The pace of new home sales plunged in March to their lowest level in eight months, driving down hopes of a seasonal renewal in housing activity.
Monthly data  released Wednesday by HUD  and the Census Bureau  shows sales of new homes last month plummeting 14.5 percent from February to an estimated seasonally adjusted yearly rate of 384,000. The last time transactions ran so low was last July, when they came to 383,000.
Based on applications for new home purchases recorded in March, the Mortgage Bankers Association  (MBA) had predicted an adjusted sales rate of 479,000 for the month.

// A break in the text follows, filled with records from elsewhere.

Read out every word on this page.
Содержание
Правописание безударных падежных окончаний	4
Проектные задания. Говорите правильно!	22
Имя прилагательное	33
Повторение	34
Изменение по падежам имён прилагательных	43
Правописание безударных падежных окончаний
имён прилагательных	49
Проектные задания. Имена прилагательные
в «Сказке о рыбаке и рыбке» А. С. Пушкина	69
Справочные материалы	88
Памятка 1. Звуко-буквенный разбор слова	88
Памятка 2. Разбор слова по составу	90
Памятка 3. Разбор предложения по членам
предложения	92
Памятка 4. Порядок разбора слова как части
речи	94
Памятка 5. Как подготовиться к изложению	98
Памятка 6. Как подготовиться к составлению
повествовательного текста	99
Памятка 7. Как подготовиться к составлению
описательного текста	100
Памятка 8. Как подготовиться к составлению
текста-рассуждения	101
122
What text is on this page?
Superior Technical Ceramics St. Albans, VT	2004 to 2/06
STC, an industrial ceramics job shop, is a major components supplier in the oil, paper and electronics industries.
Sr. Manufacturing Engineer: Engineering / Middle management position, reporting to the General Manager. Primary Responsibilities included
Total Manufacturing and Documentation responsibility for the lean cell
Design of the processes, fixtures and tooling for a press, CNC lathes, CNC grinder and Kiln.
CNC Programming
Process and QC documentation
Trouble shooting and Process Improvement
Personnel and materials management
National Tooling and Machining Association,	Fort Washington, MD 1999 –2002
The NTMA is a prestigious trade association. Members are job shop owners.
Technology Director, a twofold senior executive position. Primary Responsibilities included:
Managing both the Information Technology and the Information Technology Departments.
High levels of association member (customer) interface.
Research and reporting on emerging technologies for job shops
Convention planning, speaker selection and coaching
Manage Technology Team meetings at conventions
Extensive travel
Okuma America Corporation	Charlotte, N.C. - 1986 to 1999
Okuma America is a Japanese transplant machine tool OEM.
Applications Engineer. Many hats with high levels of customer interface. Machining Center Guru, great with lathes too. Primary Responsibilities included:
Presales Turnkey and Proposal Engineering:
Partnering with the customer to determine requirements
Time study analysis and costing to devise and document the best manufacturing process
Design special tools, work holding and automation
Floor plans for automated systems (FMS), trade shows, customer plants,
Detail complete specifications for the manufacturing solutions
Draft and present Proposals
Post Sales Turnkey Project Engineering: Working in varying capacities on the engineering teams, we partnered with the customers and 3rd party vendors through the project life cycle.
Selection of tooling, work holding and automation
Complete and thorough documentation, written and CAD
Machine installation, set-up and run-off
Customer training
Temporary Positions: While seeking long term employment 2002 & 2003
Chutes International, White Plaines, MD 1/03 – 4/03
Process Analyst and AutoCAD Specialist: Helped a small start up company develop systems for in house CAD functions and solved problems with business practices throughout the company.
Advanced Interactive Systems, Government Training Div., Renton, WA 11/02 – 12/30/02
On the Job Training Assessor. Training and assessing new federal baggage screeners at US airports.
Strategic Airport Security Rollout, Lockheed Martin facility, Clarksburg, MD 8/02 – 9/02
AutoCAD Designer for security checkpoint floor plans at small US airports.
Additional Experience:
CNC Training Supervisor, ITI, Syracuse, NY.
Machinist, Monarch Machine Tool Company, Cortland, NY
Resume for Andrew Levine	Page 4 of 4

Meanwhile, a consensus forecast offered in a survey of economists done by Bloomberg predicted a rate of 455,000.
The latest news is sure to disappoint market analysts who had hoped sales would improve following the end of a harsh winter and the beginning of the year’s busy season for housing. It also puts a large hole in arguments earlier this year that housing experienced a slowdown largely due to icy conditions.
“[I]t’s not out of the question that this is the hit from the severe weather earlier this year,” said Paul Diggle, property economist for research firm Capital Economics . “But the drop feel[s] too late and too large to sit comfortably with such explanations.”
Rather, March’s huge decline likely stems from a stringent credit environment that’s “had a detrimental effect on modest-priced markets and ... hit first-time home buyers particularly hard,” said David Crowe, chief economist for the National Association of Home Builders  (NAHB).
As a result, most sales right now are coming from a small pool of buyers who have an established credit history and who are able to purchase higher-priced homes, Crowe added.
The group’s builder confidence index  for the new, single-family home market shows a slight majority of builders continue to see housing in a negative light, with traffic of prospective buyers particularly low.
Regionally, the Commerce Department reported sales were down in the Midwest (-21.5 percent on a monthly basis), the South (-14.4 percent), and the West (-16.7 percent). Sales in the Northeast bucked the trend, rising 12.5 percent.